La escalada empezó en el sofá. Acto dos: la intensidad crece. Te quitaron la camisa, lamiendo tu pecho, mordiendo pezones hasta que gemiste. Sofía se arrodilló, su aliento caliente envolviendo tu verga antes de metérsela a la boca. ¡Ay, cabrón! El calor húmedo, la succión profunda, su garganta apretando como un guante. Karla se levantó la falda, mostrando su verga semi-dura, hermosa y venosa, y su culo depilado invitando. —Tócame, amor —susurró.
Obedeciste, tu mano envolviendo su miembro, masturbándola lento mientras Sofía te mamaba con maestría. El olor a excitación llenaba la habitación: almizcle, lubricante natural, sudor salado. Gemidos ahogados, slurp slurp de boca en polla, el crujido del sofá. Intercambiaron posiciones; Karla te chupó ahora, sus labios rojos estirándose alrededor de tu grosor, mientras Sofía se paraba frente a ti, su verga en tu cara. La probaste, salada y suave, lengua girando en la cabeza hinchada.

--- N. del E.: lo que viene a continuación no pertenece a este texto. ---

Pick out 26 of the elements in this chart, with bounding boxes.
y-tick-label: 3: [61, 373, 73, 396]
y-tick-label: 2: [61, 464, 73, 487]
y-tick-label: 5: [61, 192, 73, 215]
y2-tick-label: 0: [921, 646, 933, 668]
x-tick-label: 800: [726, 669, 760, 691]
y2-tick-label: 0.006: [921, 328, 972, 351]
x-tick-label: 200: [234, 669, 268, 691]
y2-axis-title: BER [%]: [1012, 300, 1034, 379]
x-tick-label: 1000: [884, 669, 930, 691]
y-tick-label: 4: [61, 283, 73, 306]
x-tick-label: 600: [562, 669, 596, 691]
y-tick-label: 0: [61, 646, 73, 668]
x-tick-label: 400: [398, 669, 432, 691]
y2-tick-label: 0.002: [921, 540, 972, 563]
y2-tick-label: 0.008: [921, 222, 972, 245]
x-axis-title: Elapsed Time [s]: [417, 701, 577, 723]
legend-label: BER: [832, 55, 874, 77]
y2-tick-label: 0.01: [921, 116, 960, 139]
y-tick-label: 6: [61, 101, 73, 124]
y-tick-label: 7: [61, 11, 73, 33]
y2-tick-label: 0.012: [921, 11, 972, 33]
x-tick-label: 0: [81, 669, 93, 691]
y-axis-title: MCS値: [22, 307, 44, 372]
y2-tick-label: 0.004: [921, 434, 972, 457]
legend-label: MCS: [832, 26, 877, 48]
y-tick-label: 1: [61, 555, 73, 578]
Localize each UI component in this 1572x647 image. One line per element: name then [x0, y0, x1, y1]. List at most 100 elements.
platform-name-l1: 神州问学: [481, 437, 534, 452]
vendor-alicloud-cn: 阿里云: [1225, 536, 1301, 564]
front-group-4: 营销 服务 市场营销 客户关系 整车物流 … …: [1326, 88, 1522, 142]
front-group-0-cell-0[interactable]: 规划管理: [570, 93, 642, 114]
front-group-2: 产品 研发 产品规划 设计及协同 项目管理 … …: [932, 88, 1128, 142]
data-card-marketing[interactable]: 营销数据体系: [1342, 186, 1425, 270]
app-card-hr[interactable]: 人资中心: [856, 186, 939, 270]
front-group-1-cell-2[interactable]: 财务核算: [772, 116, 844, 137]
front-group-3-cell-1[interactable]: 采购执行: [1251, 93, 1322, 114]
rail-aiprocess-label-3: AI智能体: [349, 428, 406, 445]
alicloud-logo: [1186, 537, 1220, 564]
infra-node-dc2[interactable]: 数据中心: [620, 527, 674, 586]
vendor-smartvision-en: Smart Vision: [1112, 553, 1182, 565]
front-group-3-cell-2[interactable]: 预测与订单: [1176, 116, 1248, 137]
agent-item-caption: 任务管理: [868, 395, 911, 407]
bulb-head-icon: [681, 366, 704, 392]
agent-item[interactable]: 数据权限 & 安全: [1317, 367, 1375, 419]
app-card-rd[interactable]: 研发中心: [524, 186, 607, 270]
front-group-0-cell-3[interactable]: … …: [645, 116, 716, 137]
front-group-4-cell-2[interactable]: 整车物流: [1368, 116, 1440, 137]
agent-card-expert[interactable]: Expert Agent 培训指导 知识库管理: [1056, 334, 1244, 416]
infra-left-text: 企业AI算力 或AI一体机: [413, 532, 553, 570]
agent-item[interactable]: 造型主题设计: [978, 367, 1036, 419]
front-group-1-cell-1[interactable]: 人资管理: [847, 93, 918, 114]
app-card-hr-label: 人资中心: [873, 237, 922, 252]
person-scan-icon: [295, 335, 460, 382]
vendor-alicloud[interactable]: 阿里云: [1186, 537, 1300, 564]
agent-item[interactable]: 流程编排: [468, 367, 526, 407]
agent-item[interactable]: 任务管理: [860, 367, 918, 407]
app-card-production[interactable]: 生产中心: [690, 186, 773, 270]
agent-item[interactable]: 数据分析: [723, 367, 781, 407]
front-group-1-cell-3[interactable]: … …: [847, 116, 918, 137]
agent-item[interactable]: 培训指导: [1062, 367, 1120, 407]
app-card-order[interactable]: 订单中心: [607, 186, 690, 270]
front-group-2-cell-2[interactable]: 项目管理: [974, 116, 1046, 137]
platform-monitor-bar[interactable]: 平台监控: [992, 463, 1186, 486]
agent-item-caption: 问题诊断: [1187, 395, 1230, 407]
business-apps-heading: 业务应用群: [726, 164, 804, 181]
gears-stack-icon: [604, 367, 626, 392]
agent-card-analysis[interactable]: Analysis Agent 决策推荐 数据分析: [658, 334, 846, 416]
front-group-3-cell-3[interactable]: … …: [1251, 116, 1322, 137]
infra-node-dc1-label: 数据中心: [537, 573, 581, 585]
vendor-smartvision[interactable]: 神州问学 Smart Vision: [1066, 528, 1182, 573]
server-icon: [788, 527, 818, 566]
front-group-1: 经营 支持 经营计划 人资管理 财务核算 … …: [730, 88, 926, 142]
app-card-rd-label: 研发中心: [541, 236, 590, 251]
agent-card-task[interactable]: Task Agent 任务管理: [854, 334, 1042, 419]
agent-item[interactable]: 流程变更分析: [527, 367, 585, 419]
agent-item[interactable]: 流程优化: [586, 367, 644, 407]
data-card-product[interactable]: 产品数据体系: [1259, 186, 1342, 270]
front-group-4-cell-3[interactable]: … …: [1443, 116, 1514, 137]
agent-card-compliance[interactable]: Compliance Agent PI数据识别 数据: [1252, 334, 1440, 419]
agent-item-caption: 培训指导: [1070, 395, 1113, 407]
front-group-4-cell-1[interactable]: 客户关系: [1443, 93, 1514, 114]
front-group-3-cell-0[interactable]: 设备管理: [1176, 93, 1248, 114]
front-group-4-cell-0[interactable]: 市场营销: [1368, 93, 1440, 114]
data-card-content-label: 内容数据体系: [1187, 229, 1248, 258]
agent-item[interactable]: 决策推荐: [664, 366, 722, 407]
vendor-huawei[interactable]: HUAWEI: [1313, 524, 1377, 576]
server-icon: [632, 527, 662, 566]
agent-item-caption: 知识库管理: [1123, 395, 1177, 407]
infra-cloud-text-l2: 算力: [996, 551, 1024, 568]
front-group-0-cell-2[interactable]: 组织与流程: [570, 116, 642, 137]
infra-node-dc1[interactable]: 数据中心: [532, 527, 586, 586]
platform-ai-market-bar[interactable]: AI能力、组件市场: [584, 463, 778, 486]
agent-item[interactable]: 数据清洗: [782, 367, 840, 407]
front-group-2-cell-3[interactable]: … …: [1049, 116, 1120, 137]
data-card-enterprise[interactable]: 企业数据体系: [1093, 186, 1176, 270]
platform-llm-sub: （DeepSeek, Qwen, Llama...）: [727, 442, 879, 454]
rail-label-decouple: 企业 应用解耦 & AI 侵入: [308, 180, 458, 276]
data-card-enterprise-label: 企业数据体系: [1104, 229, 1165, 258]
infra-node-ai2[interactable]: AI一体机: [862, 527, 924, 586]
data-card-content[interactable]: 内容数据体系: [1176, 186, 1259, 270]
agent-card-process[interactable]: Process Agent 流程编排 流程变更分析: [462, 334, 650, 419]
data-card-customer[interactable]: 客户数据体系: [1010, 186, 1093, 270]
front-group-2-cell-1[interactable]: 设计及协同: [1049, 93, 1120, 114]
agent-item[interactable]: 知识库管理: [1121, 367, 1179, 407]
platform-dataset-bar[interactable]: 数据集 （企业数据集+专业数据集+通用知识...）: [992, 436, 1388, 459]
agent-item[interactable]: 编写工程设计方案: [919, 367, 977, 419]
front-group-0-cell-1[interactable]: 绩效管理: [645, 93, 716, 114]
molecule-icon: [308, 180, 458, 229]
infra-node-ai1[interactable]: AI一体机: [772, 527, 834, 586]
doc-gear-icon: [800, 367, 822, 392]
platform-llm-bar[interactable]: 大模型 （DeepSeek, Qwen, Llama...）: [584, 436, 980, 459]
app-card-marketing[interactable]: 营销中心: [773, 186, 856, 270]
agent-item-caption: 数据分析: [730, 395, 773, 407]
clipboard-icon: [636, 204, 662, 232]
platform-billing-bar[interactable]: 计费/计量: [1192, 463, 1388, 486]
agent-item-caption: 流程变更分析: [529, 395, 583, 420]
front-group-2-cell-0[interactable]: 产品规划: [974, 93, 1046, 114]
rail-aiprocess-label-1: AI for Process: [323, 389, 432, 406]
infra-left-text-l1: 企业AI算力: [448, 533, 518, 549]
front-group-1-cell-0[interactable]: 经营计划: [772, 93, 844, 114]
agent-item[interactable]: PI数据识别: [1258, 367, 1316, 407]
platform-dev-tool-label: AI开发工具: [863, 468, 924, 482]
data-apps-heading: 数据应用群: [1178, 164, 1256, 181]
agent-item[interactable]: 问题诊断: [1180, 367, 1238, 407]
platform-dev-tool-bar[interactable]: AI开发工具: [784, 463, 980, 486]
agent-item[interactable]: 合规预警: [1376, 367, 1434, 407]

Esto es mejor que cualquier video, wey. Sus sabores, sus texturas... me estoy volviendo loco.
Las llevaste al cuarto, cuerpos entrelazados, tropezando en la oscuridad. Cayeron en la cama king size, sábanas frescas contra pieles ardientes. Karla se montó en tu cara, su culo perfecto abriéndose para tu lengua. Lamiste su ano rosado, sabor terroso y dulce, mientras ella gemía ¡Sí, así, papi!. Sofía se acomodó entre tus piernas, empalándote su verga lubricada en un movimiento fluido. El estiramiento inicial, dolor-placer, luego puro éxtasis. Entraba y salía, bolas golpeando tu piel, ritmo hipnótico.
Cambiaron: tú de rodillas, Karla detrás, su verga grande empujando en tu culo mientras Sofía te mamaba. El doble asalto sensorial: plenitud ardiente atrás, succión frontal. Sudor goteando, pieles chocando con palmadas húmedas, alientos entrecortados. ¡Más fuerte, puto! gritó Karla, clavándote profundo. Tus bolas se tensaban, el orgasmo acechando. Internalmente, luchabas:
Esto es demasiado bueno, no quiero que acabe nunca, pero ya vengo...
La tensión psicológica subía con cada embestida. Karla confesó entre jadeos: —Siempre soñé con esto, un trío real como los videos transexuales trios, pero contigo, neta especial. Sofía añadió: —Tú nos haces sentir diosas, carnal. Empoderadas, deseadas. No hay roles, solo placer mutuo.
Acto tres: la liberación. Te pusieron en el centro, ellas arrodilladas a los lados. Masturbaron sus vergas mutuamente mientras tú las tocabas, dedos resbalosos de precum. El clímax explotó: Sofía primero, chorros calientes salpicando tu pecho, olor fuerte a semen fresco. Karla siguió, eyaculando en tu mano, que lamiste sin pensarlo, salado amargo delicioso. Tú explotaste último, verga erupcionando arcos blancos sobre sus tetas, gemido gutural rasgando el aire.
Colapsaron juntos, cuerpos pegajosos, respiraciones sincronizadas. El afterglow envolvió la habitación: pieles enfriándose, besos suaves, risas cansadas. Karla acurrucada en tu hombro: —Eso fue épico, mejor que cualquier video. Sofía: —Volveremos, ¿eh? Tú, sonriendo: Neta, cuando quieran.
La noche se diluyó en sueños, con el eco de gemidos y el sabor persistente en la boca. Al amanecer, café humeante y promesas de más. Habías vivido tu propio video transexuales trios, pero real, consensual, inolvidable. El deseo no se apagó; solo mutó en anhelo crónico por ellas.